E qui gioca un ruolo centrale l’educazione.
Esattamente. Bisogna lavorare a un sistema culturale che formi le persone partendo dai più giovani, come facciamo noi organizzando incontri all’interno della nostra azienda. E al contempo è necessario un maggiore supporto da parte del decisore politico, attraverso misure che premino chi utilizza prodotti in plastica seconda vita. Da questo punto di vista in Italia ci siamo mossi tardi, anche se ultimamente sono arrivati dei primi segnali positivi sotto forma di incentivi e di crediti d’imposta.
Alessandro Trentini, nei giorni scorsi siete stati presenti al Fuori Salone con il claim “Lo scarto che fa la differenza”. Che tipo di messaggio avete voluto veicolare?

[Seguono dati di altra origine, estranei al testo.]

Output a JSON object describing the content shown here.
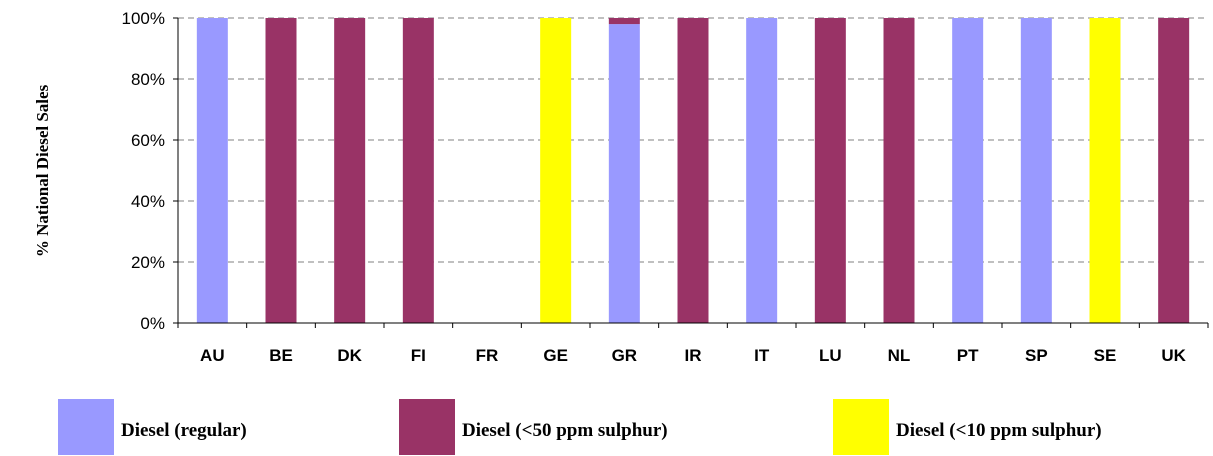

Abbiamo incontrato moltissime persone registrando un grande interesse su queste tematiche. Il nostro messaggio è che va promosso un utilizzo della plastica consapevole: se non possiamo stravolgere il mondo che ci circonda, di certo possiamo utilizzare questo materiale in maniera intelligente. Con la valorizzazione degli scarti, oltretutto, si creano imprese e posti di lavoro a vantaggio dell’economia. La Germania ha intrapreso questa strada da tempo e finalmente anche l’Italia sta iniziando ad allinearsi: non tanto, sia chiaro, sul tema della raccolta differenziata, quanto su cosa fare con questo rifiuto una volta che viene recuperato. Nel prossimo futuro, oltretutto, il riciclo chimico e quello molecolare si affiancheranno sempre di più al tradizionale riciclo meccanico. Di conseguenza, aumenterà in maniera esponenziale la possibilità di creare nuove linee di prodotti che derivano dalla trasformazione di un rifiuto.